К кому обратится полиция, чтобы разобраться с миром отрешенности и злобы Джей Джея? К Миранде, его жене? К его друзьям банкирам? К Кэрол Амен, главному консультанту по вопросам инвестиций «Джефферсон Траст», любимому устроителю его дел? Такому же любимому, как и я, консультанту из соседней компании? К остальным членам семьи? Какой семьи? Я не знал, были ли его родители живы, были ли у него братья или сестры, был ли у него кузен в Балтиморе? Я ничего не знал о Джей Джее.
Эрни заерзал на месте и подозвал официанта:
— Повторить. — У него был вялый голос, двойной подбородок лежал на груди, как липучка, прикрывая узел галстука. Он взял перечницу и припудрил сигарету. Несколько искр, а потом снова поднялся столбик голубого дыма.
— Ты должен знать, где искать, — сказал Эрни. — Следуй своим страхам. Он заползает в незаметные расщелины, как пыль.
— Что ты имеешь в виду?
— «Я покажу тебе страх в горке пепла», — Эрни начал опять перчить сигарету, пока она не потухла. Он выпрямился, и его подбородки оторвались от груди. — Томас Элиот.
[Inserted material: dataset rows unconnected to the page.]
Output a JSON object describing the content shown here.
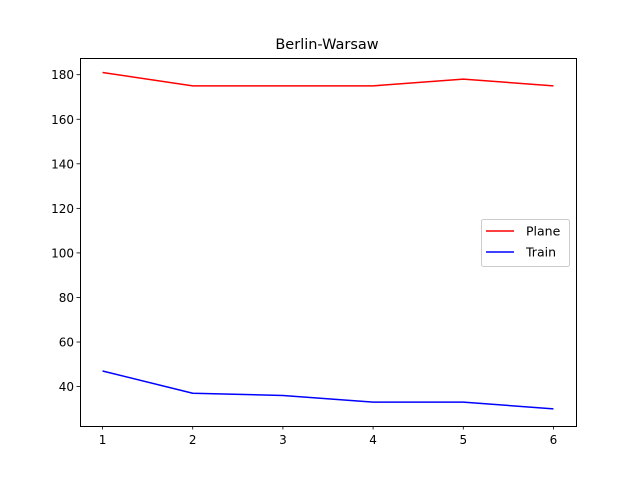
{
  "chart_data": {
    "type": "line",
    "title": "Berlin-Warsaw",
    "xlabel": "",
    "ylabel": "",
    "x": [
      1,
      2,
      3,
      4,
      5,
      6
    ],
    "xlim": [
      0.75,
      6.25
    ],
    "ylim": [
      22.3,
      187.5
    ],
    "xticks": [
      1,
      2,
      3,
      4,
      5,
      6
    ],
    "yticks": [
      40,
      60,
      80,
      100,
      120,
      140,
      160,
      180
    ],
    "grid": false,
    "legend_position": "center-right",
    "series": [
      {
        "name": "Plane",
        "color": "#ff0000",
        "values": [
          181,
          175,
          175,
          175,
          178,
          175
        ]
      },
      {
        "name": "Train",
        "color": "#0000ff",
        "values": [
          47,
          37,
          36,
          33,
          33,
          30
        ]
      }
    ]
  }
}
Кто же еще? Эрни нравилось временами погружаться в поэзию, переходить от болтливости к почти болезненному молчанию.
Страх. Что было общего у страха со всем остальным?
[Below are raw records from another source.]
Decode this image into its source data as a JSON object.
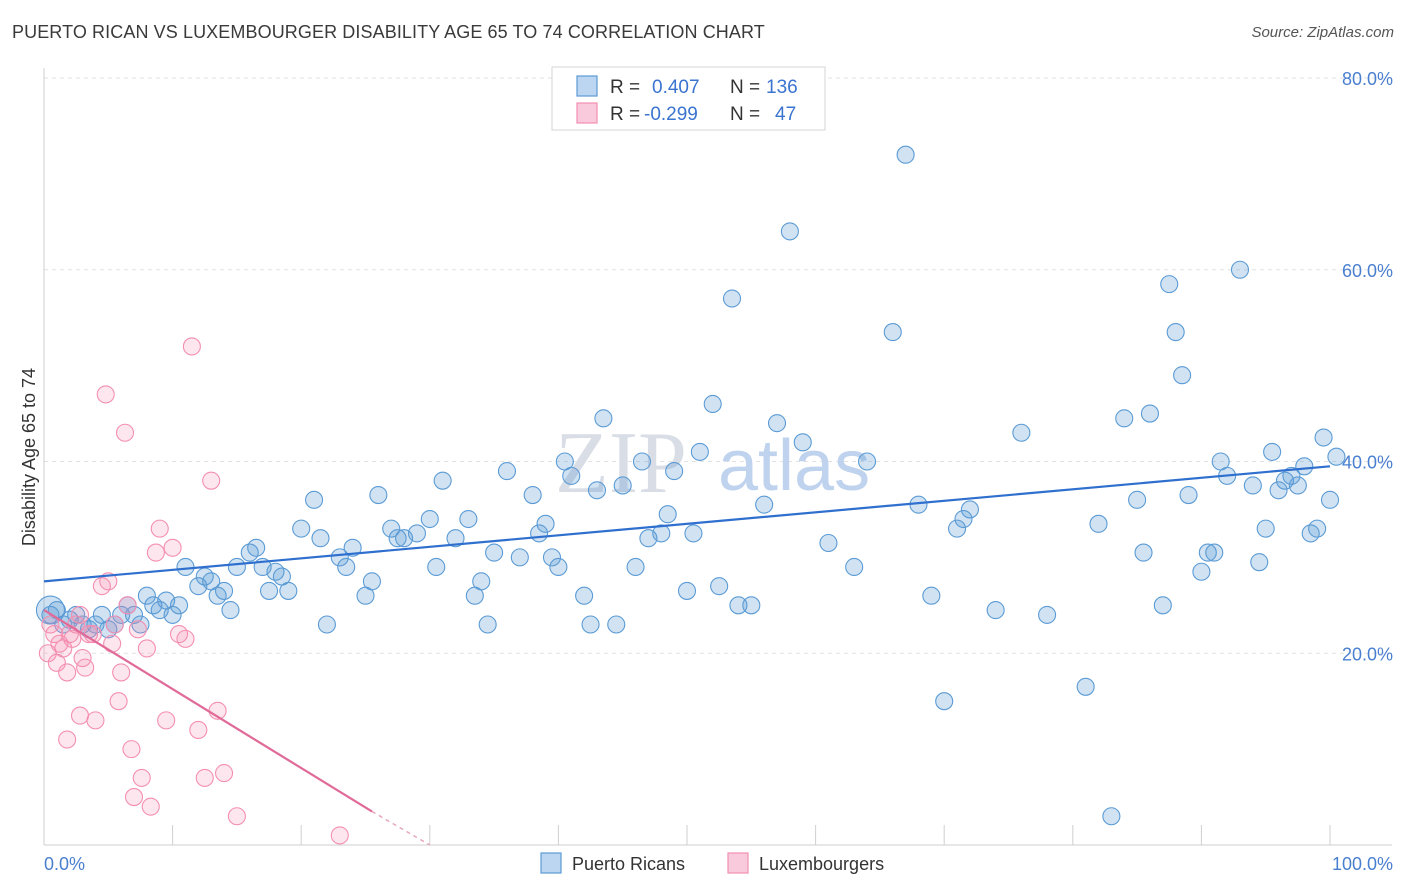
{
  "header": {
    "title": "PUERTO RICAN VS LUXEMBOURGER DISABILITY AGE 65 TO 74 CORRELATION CHART",
    "source": "Source: ZipAtlas.com"
  },
  "watermark": {
    "zip": "ZIP",
    "atlas": "atlas"
  },
  "legend": {
    "rows": [
      {
        "r_label": "R =",
        "r_value": "0.407",
        "n_label": "N =",
        "n_value": "136",
        "color": "#5b9bd5"
      },
      {
        "r_label": "R =",
        "r_value": "-0.299",
        "n_label": "N =",
        "n_value": "47",
        "color": "#f48fb1"
      }
    ]
  },
  "bottom_legend": [
    "Puerto Ricans",
    "Luxembourgers"
  ],
  "chart_data": {
    "type": "scatter",
    "title": "PUERTO RICAN VS LUXEMBOURGER DISABILITY AGE 65 TO 74 CORRELATION CHART",
    "xlabel": "",
    "ylabel": "Disability Age 65 to 74",
    "xlim": [
      0,
      100
    ],
    "ylim": [
      0,
      80
    ],
    "x_tick_labels": [
      "0.0%",
      "100.0%"
    ],
    "y_ticks": [
      20,
      40,
      60,
      80
    ],
    "y_tick_labels": [
      "20.0%",
      "40.0%",
      "60.0%",
      "80.0%"
    ],
    "grid": true,
    "colors": {
      "blue": "#5b9bd5",
      "blue_line": "#2f6fce",
      "pink": "#f48fb1",
      "pink_line": "#e06a98"
    },
    "series": [
      {
        "name": "Puerto Ricans",
        "trend": {
          "x": [
            0,
            100
          ],
          "y": [
            27.5,
            39.5
          ]
        },
        "points": [
          [
            0.5,
            24
          ],
          [
            1,
            24.5
          ],
          [
            1.5,
            23
          ],
          [
            2,
            23.5
          ],
          [
            2.5,
            24
          ],
          [
            3,
            23
          ],
          [
            3.5,
            22.5
          ],
          [
            4,
            23
          ],
          [
            4.5,
            24
          ],
          [
            5,
            22.5
          ],
          [
            5.5,
            23
          ],
          [
            6,
            24
          ],
          [
            6.5,
            25
          ],
          [
            7,
            24
          ],
          [
            7.5,
            23
          ],
          [
            8,
            26
          ],
          [
            8.5,
            25
          ],
          [
            9,
            24.5
          ],
          [
            9.5,
            25.5
          ],
          [
            10,
            24
          ],
          [
            10.5,
            25
          ],
          [
            11,
            29
          ],
          [
            12,
            27
          ],
          [
            12.5,
            28
          ],
          [
            13,
            27.5
          ],
          [
            13.5,
            26
          ],
          [
            14,
            26.5
          ],
          [
            14.5,
            24.5
          ],
          [
            15,
            29
          ],
          [
            16,
            30.5
          ],
          [
            16.5,
            31
          ],
          [
            17,
            29
          ],
          [
            17.5,
            26.5
          ],
          [
            18,
            28.5
          ],
          [
            18.5,
            28
          ],
          [
            19,
            26.5
          ],
          [
            20,
            33
          ],
          [
            21,
            36
          ],
          [
            21.5,
            32
          ],
          [
            22,
            23
          ],
          [
            23,
            30
          ],
          [
            23.5,
            29
          ],
          [
            24,
            31
          ],
          [
            25,
            26
          ],
          [
            25.5,
            27.5
          ],
          [
            26,
            36.5
          ],
          [
            27,
            33
          ],
          [
            27.5,
            32
          ],
          [
            28,
            32
          ],
          [
            29,
            32.5
          ],
          [
            30,
            34
          ],
          [
            30.5,
            29
          ],
          [
            31,
            38
          ],
          [
            32,
            32
          ],
          [
            33,
            34
          ],
          [
            33.5,
            26
          ],
          [
            34,
            27.5
          ],
          [
            34.5,
            23
          ],
          [
            35,
            30.5
          ],
          [
            36,
            39
          ],
          [
            37,
            30
          ],
          [
            38,
            36.5
          ],
          [
            38.5,
            32.5
          ],
          [
            39,
            33.5
          ],
          [
            39.5,
            30
          ],
          [
            40,
            29
          ],
          [
            40.5,
            40
          ],
          [
            41,
            38.5
          ],
          [
            42,
            26
          ],
          [
            42.5,
            23
          ],
          [
            43,
            37
          ],
          [
            43.5,
            44.5
          ],
          [
            44.5,
            23
          ],
          [
            45,
            37.5
          ],
          [
            46,
            29
          ],
          [
            46.5,
            40
          ],
          [
            47,
            32
          ],
          [
            48,
            32.5
          ],
          [
            48.5,
            34.5
          ],
          [
            49,
            39
          ],
          [
            50,
            26.5
          ],
          [
            50.5,
            32.5
          ],
          [
            51,
            41
          ],
          [
            52,
            46
          ],
          [
            52.5,
            27
          ],
          [
            53.5,
            57
          ],
          [
            54,
            25
          ],
          [
            55,
            25
          ],
          [
            56,
            35.5
          ],
          [
            57,
            44
          ],
          [
            58,
            64
          ],
          [
            59,
            42
          ],
          [
            61,
            31.5
          ],
          [
            63,
            29
          ],
          [
            64,
            40
          ],
          [
            66,
            53.5
          ],
          [
            67,
            72
          ],
          [
            68,
            35.5
          ],
          [
            69,
            26
          ],
          [
            70,
            15
          ],
          [
            71,
            33
          ],
          [
            71.5,
            34
          ],
          [
            72,
            35
          ],
          [
            74,
            24.5
          ],
          [
            76,
            43
          ],
          [
            78,
            24
          ],
          [
            81,
            16.5
          ],
          [
            82,
            33.5
          ],
          [
            83,
            3
          ],
          [
            84,
            44.5
          ],
          [
            85,
            36
          ],
          [
            85.5,
            30.5
          ],
          [
            86,
            45
          ],
          [
            87,
            25
          ],
          [
            87.5,
            58.5
          ],
          [
            88,
            53.5
          ],
          [
            88.5,
            49
          ],
          [
            89,
            36.5
          ],
          [
            90,
            28.5
          ],
          [
            90.5,
            30.5
          ],
          [
            91,
            30.5
          ],
          [
            91.5,
            40
          ],
          [
            92,
            38.5
          ],
          [
            93,
            60
          ],
          [
            94,
            37.5
          ],
          [
            94.5,
            29.5
          ],
          [
            95,
            33
          ],
          [
            95.5,
            41
          ],
          [
            96,
            37
          ],
          [
            96.5,
            38
          ],
          [
            97,
            38.5
          ],
          [
            97.5,
            37.5
          ],
          [
            98,
            39.5
          ],
          [
            98.5,
            32.5
          ],
          [
            99,
            33
          ],
          [
            99.5,
            42.5
          ],
          [
            100,
            36
          ],
          [
            100.5,
            40.5
          ]
        ]
      },
      {
        "name": "Luxembourgers",
        "trend": {
          "x": [
            0,
            25.5
          ],
          "y": [
            24.5,
            3.5
          ],
          "dashed_to": {
            "x": 30,
            "y": 0
          }
        },
        "points": [
          [
            0.3,
            20
          ],
          [
            0.5,
            23
          ],
          [
            0.8,
            22
          ],
          [
            1,
            19
          ],
          [
            1.2,
            21
          ],
          [
            1.5,
            20.5
          ],
          [
            1.8,
            18
          ],
          [
            2,
            22
          ],
          [
            2.2,
            21.5
          ],
          [
            2.5,
            23
          ],
          [
            2.8,
            24
          ],
          [
            3,
            19.5
          ],
          [
            3.2,
            18.5
          ],
          [
            3.5,
            22
          ],
          [
            3.8,
            22
          ],
          [
            4,
            13
          ],
          [
            4.5,
            27
          ],
          [
            4.8,
            47
          ],
          [
            5,
            27.5
          ],
          [
            5.3,
            21
          ],
          [
            5.5,
            23
          ],
          [
            5.8,
            15
          ],
          [
            6,
            18
          ],
          [
            6.3,
            43
          ],
          [
            6.5,
            25
          ],
          [
            6.8,
            10
          ],
          [
            7,
            5
          ],
          [
            7.3,
            22.5
          ],
          [
            7.6,
            7
          ],
          [
            8,
            20.5
          ],
          [
            8.3,
            4
          ],
          [
            8.7,
            30.5
          ],
          [
            9,
            33
          ],
          [
            9.5,
            13
          ],
          [
            10,
            31
          ],
          [
            10.5,
            22
          ],
          [
            11,
            21.5
          ],
          [
            11.5,
            52
          ],
          [
            12,
            12
          ],
          [
            12.5,
            7
          ],
          [
            13,
            38
          ],
          [
            13.5,
            14
          ],
          [
            14,
            7.5
          ],
          [
            15,
            3
          ],
          [
            1.8,
            11
          ],
          [
            2.8,
            13.5
          ],
          [
            23,
            1
          ]
        ]
      }
    ]
  }
}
— Мне кажется, ты меня недопонял.
Эрни нахмурился:
— Природа страха. Твой страх за карьеру. Шелдон Кинес и его страх передо мной. Мистер Чарльз Мэндип и его страх перед слиянием, страх за свое королевство. «Джефферсон Траст» и их страх перед уходом с рынка из-за воздушных трюков мистера Карлсона. «Шустер Маннхайм» тоже почувствует это. Он влезает во все. Возможно, Карлсон боялся. — Эрни прикурил следующую сигарету и засмеялся, он приободрился, и его подбородки раздулись.